Residual standard error: 0.9594 on 28 degrees of freedom
Multiple R-squared:  0.5233,    Adjusted R-squared:  0.5062 
F-statistic: 30.73 on 1 and 28 DF,  p-value: 6.291e-06

I've used the logarithm to try make the intercept a positive number, but I still get a negative.

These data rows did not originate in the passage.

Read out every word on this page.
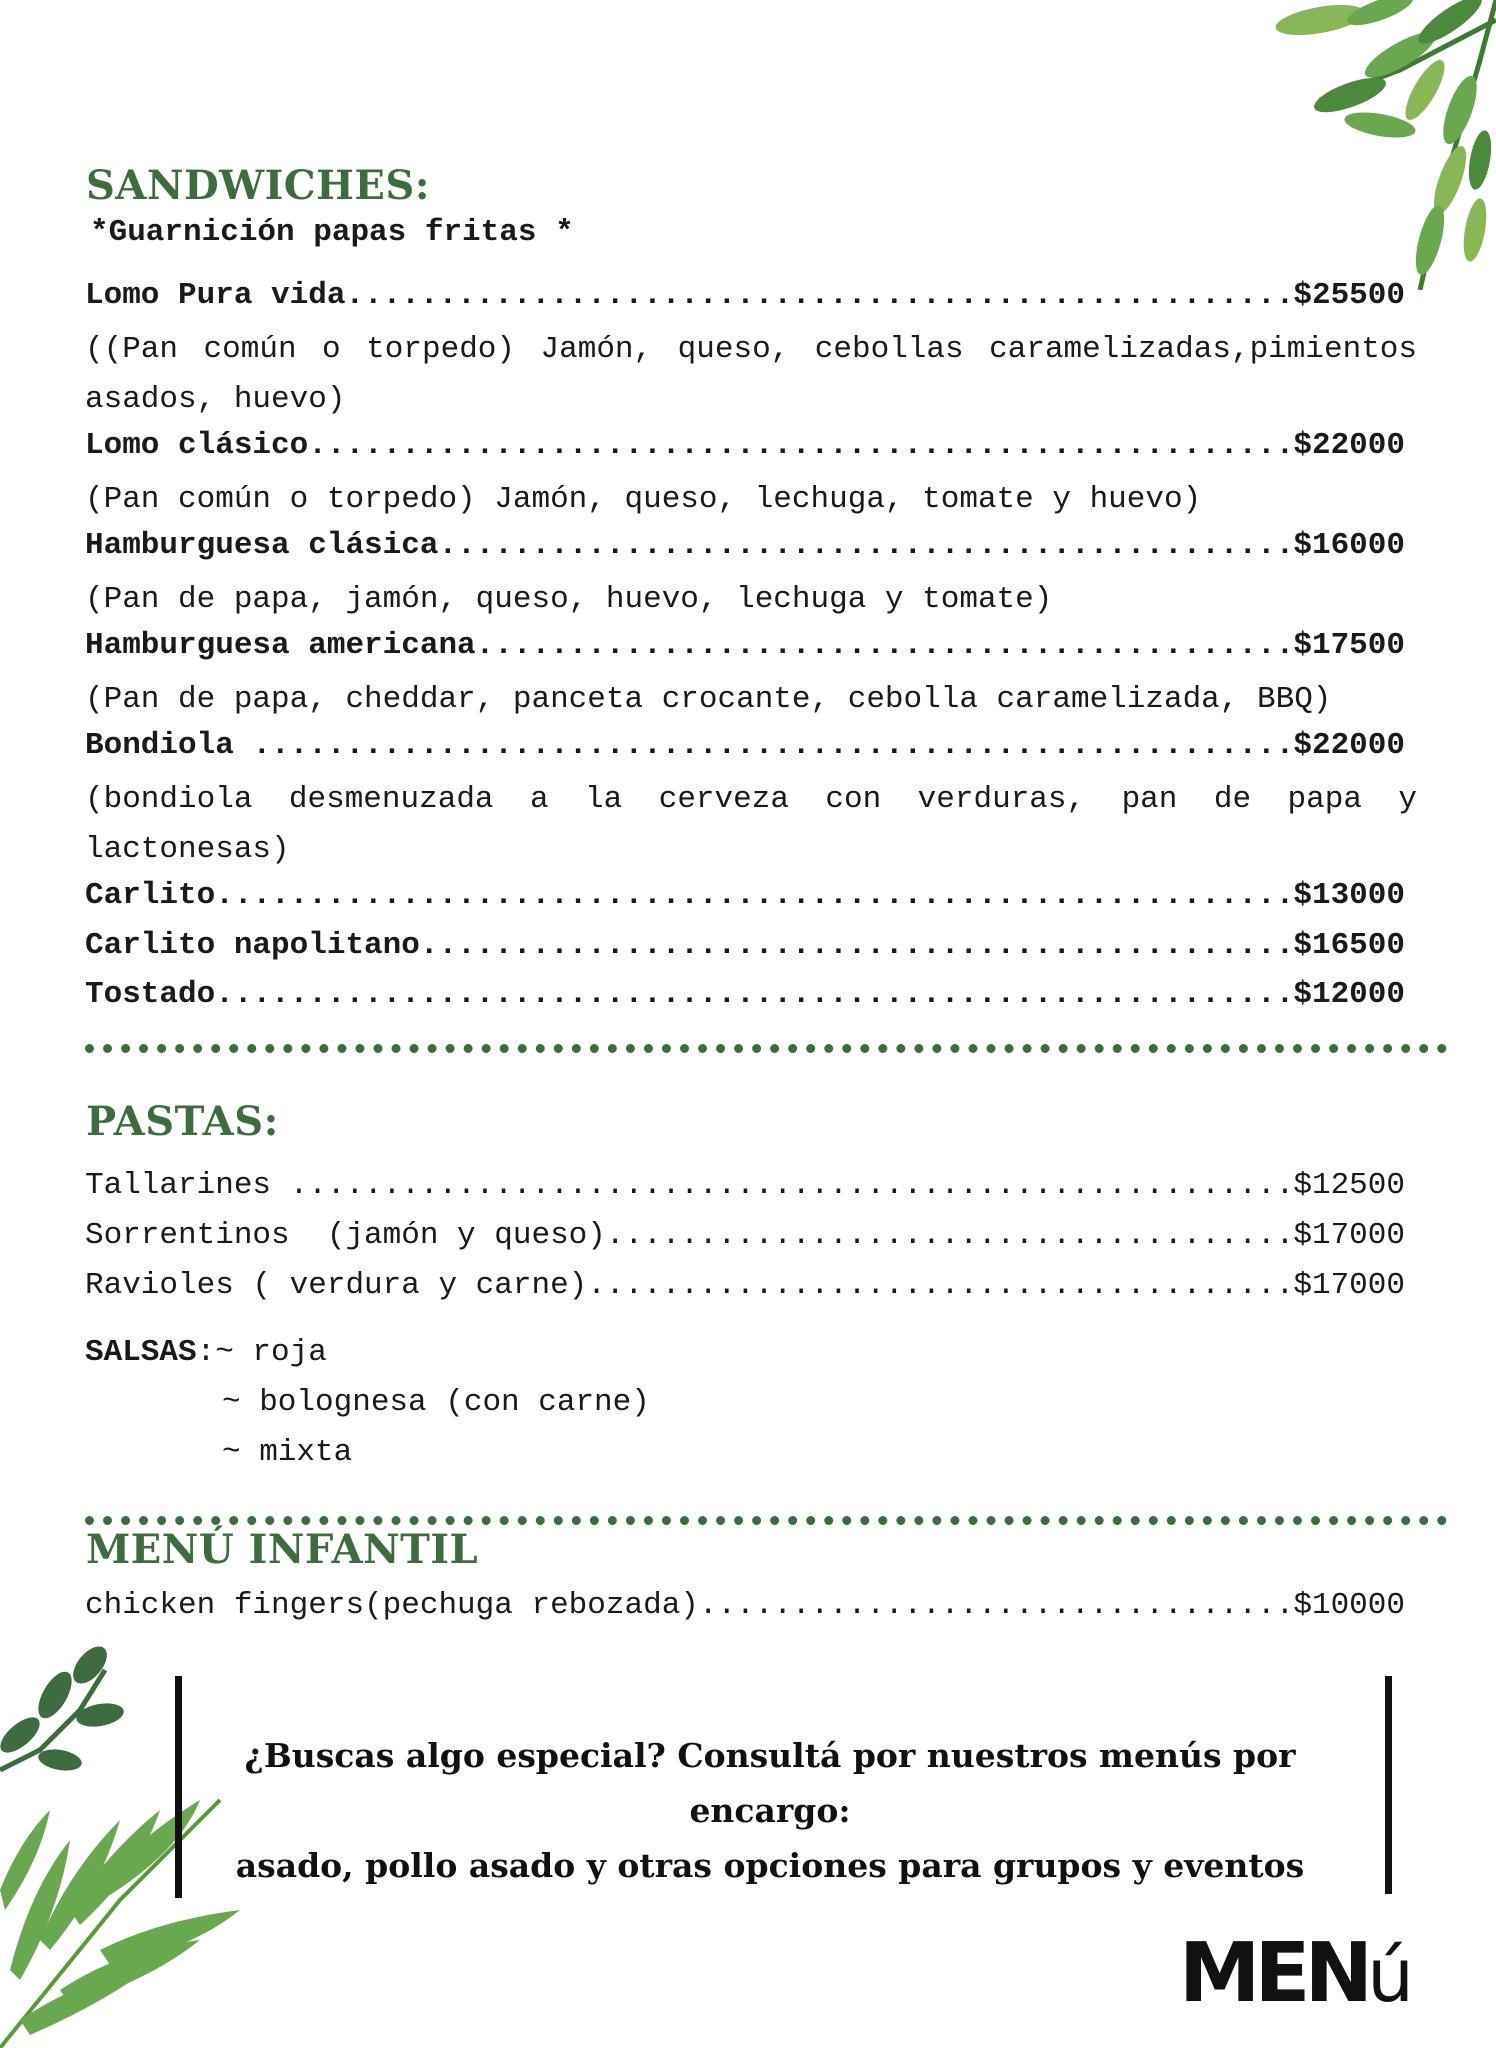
SANDWICHES:
*Guarnición papas fritas *
Lomo Pura vida .....	$25500
((Pan común o torpedo) Jamón, queso, cebollas caramelizadas,pimientos asados, huevo)
Lomo clásico .....	$22000
(Pan común o torpedo) Jamón, queso, lechuga, tomate y huevo)
Hamburguesa clásica .....	$16000
(Pan de papa, jamón, queso, huevo, lechuga y tomate)
Hamburguesa americana .....	$17500
(Pan de papa, cheddar, panceta crocante, cebolla caramelizada, BBQ)
Bondiola .....	$22000
(bondiola desmenuzada a la cerveza con verduras, pan de papa y lactonesas)
Carlito .....	$13000
Carlito napolitano .....	$16500
Tostado .....	$12000
PASTAS:
Tallarines .....	$12500
Sorrentinos  (jamón y queso) .....	$17000
Ravioles ( verdura y carne) .....	$17000
SALSAS:~ roja
~ bolognesa (con carne)
~ mixta
MENÚ INFANTIL
chicken fingers(pechuga rebozada) .....	$10000
¿Buscas algo especial? Consultá por nuestros menús por encargo:
asado, pollo asado y otras opciones para grupos y eventos
MENú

How do I make the intercept a positive number?

Answer 1

The estimated intercept coefficient in your log-linear model is negative because your line-of-best fit has an accuracy intercept that is less than one (which corresponds to a negative logarithm). There is nothing wrong with this; that is what the line-of-best-fit for this model looks like. (If you really want to change the intercept estimate to be positive, you could change to a logarithmic scale with a small base, which would scale your intercept up by a corresponding constant. This would add nothing of substance to the analysis, and I would not recommend it.)

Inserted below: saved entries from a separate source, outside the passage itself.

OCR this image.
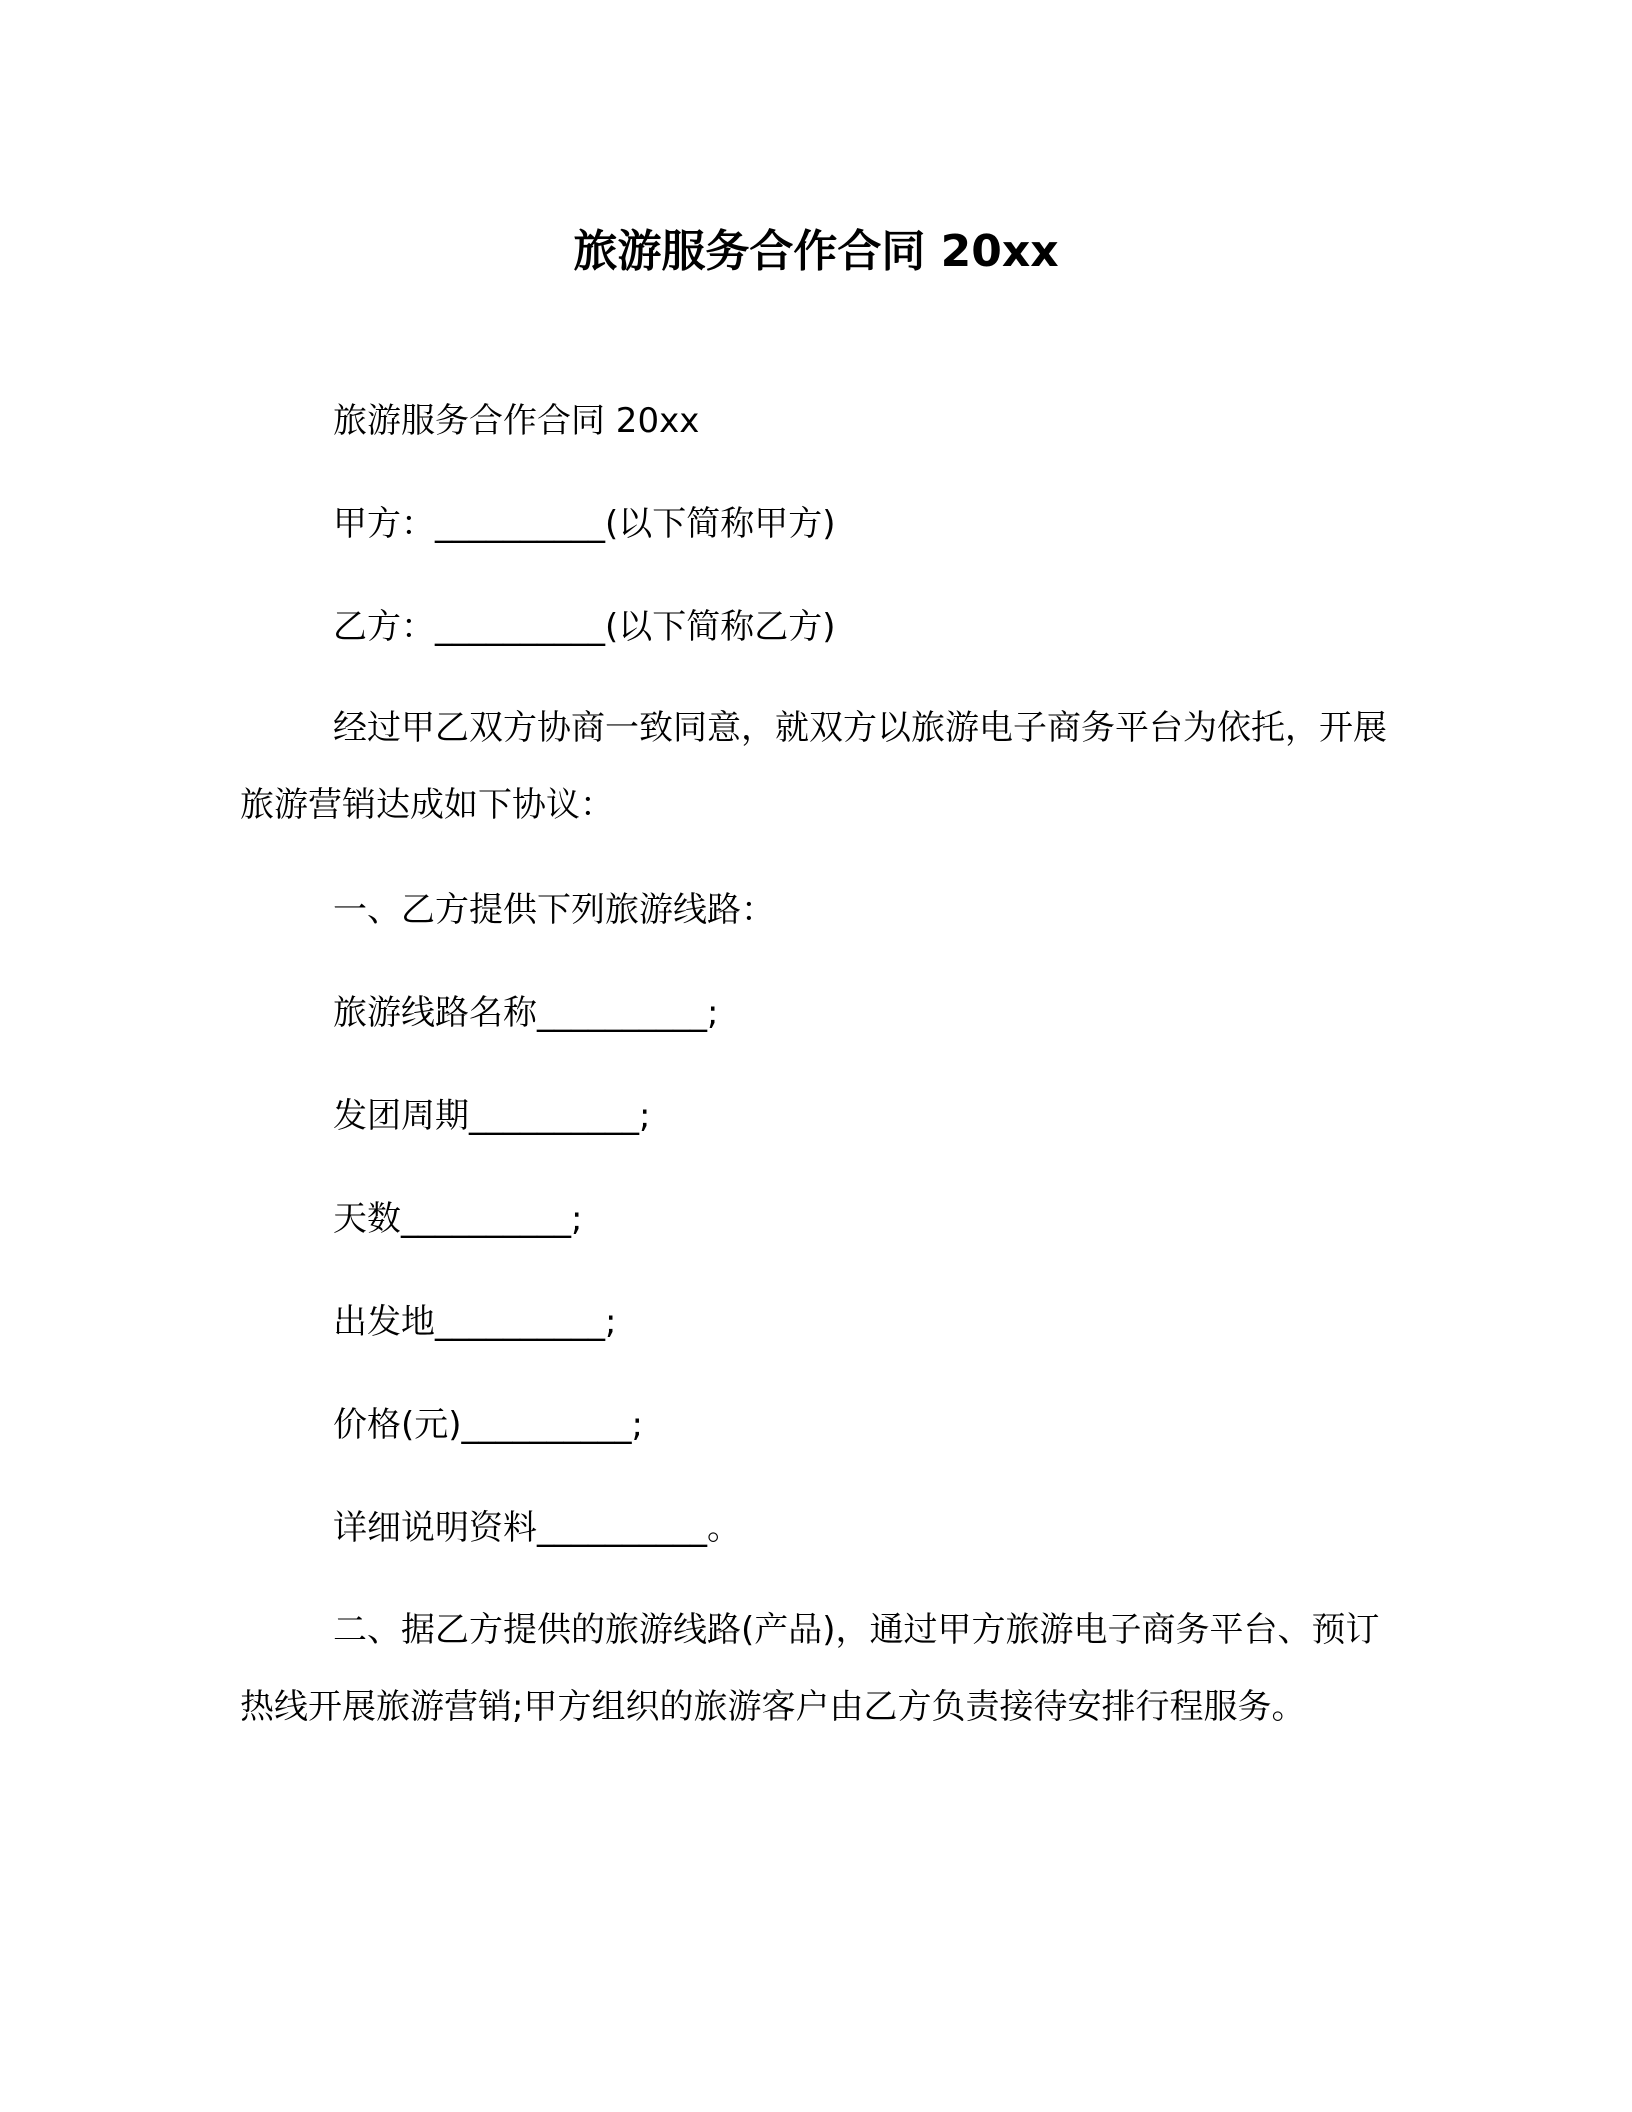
旅游服务合作合同 20xx
旅游服务合作合同 20xx
甲方：__________(以下简称甲方)
乙方：__________(以下简称乙方)
经过甲乙双方协商一致同意，就双方以旅游电子商务平台为依托，开展旅游营销达成如下协议：
一、乙方提供下列旅游线路：
旅游线路名称__________;
发团周期__________;
天数__________;
出发地__________;
价格(元)__________;
详细说明资料__________。
二、据乙方提供的旅游线路(产品)，通过甲方旅游电子商务平台、预订热线开展旅游营销;甲方组织的旅游客户由乙方负责接待安排行程服务。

Remember that a negative intercept on a log-scale still gives you a non-negative value for the underlying response variable. From your model you have the regression line:

$$\ln (\hat{\text{acc}}) = -3.7278 + 3.6107 \cdot \ln(\text{dist}).$$

Reversing the logarithm yields the corresponding regression equation:

$$\hat{\text{acc}} = \exp (-3.7278) \cdot \text{dist}^{3.6107} = 0.02404615 \cdot \text{dist}^{3.6107}.$$

In the case corresponding to the intercept term you have where $\text{dist} = 1$ (so that $\ln (\text{dist}) = 0$) which gives $\ln (\hat{\text{acc}}) = -3.7278$, so that the predicted response is $\hat{\text{acc}} = 0.02404615$. This intercept value for your line-of-best-fit can be seen easily in a scatterplot of your data, displayed on a log-10 scale (R code for the plot shown below).

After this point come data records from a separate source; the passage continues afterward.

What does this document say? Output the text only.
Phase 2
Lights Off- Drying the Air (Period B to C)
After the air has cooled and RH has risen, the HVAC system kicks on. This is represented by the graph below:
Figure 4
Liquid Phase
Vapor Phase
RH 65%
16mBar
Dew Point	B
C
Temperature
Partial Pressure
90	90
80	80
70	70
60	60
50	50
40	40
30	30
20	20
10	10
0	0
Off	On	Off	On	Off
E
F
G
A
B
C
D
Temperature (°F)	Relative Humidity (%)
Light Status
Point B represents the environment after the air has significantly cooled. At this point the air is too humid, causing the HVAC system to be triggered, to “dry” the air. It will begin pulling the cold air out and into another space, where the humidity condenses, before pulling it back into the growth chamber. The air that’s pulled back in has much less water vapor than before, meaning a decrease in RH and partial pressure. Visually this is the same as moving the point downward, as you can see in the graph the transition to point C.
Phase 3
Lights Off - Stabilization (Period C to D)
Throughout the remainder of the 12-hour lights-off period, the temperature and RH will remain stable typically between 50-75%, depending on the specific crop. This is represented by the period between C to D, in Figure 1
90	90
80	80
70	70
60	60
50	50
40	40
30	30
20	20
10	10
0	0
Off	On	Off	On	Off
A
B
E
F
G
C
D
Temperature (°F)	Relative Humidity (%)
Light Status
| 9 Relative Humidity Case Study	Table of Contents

DATA <- data.frame(Accuracy = accuracy, Distance = distance);

library(ggplot2);

ggplot(data = DATA, aes(x = Distance, y = Accuracy)) +
       geom_point(size = 2) + 
       geom_smooth(method = 'lm', formula = y ~ x, se = FALSE, 
                   fullrange = TRUE, linetype = "dashed") +
       scale_y_log10(breaks = trans_breaks("log10", function(x) 10^x),
                     labels = trans_format("log10", math_format(10^.x)),
                     limits = c(10^(-2), 10^2)) +
       scale_x_log10(breaks = trans_breaks("log10", function(x) 10^x),
                     labels = trans_format("log10", math_format(10^.x)),
                     limits = c(10^0, 10^(0.8))) +
       ggtitle("Plot of Accuracy and Distance") +
       labs(subtitle = "(regression line has been extended beyond data range)") +
       xlab("Distance") + ylab("Accuracy");

Answer 2

This isn't a complete answer, but the graph won't fit in a comment. As implied by @Ben in his helpful answer, you are in effect trying to fit a power function or power law in accuracy $y$ as a function of dist $x$, that is $y= ax^b$, by fitting a straight line to log $y$ in terms of log $x$.

A graph of your data on logarithmic scales (above) implies that an estimate of $a$, which is the prediction for dist at $x = 1$, will be much smaller than $1$, so its logarithm will be smaller than $0$ with any commonly used base(*). But negative logarithms aren't unacceptable or problematic in themselves; they mean, with such bases, positive numbers $< 1$.

Whether a power law makes sense or can be well fitted with these data are bigger questions. The small moral is that plotting your data can help you see what is going on.

(*) EDIT: That corrects a mathematical slip pointed out by @whuber. It's a common but not essential convention that the base of logarithms is greater than 1, as is true for 10, $e = \exp(1)$ and 2.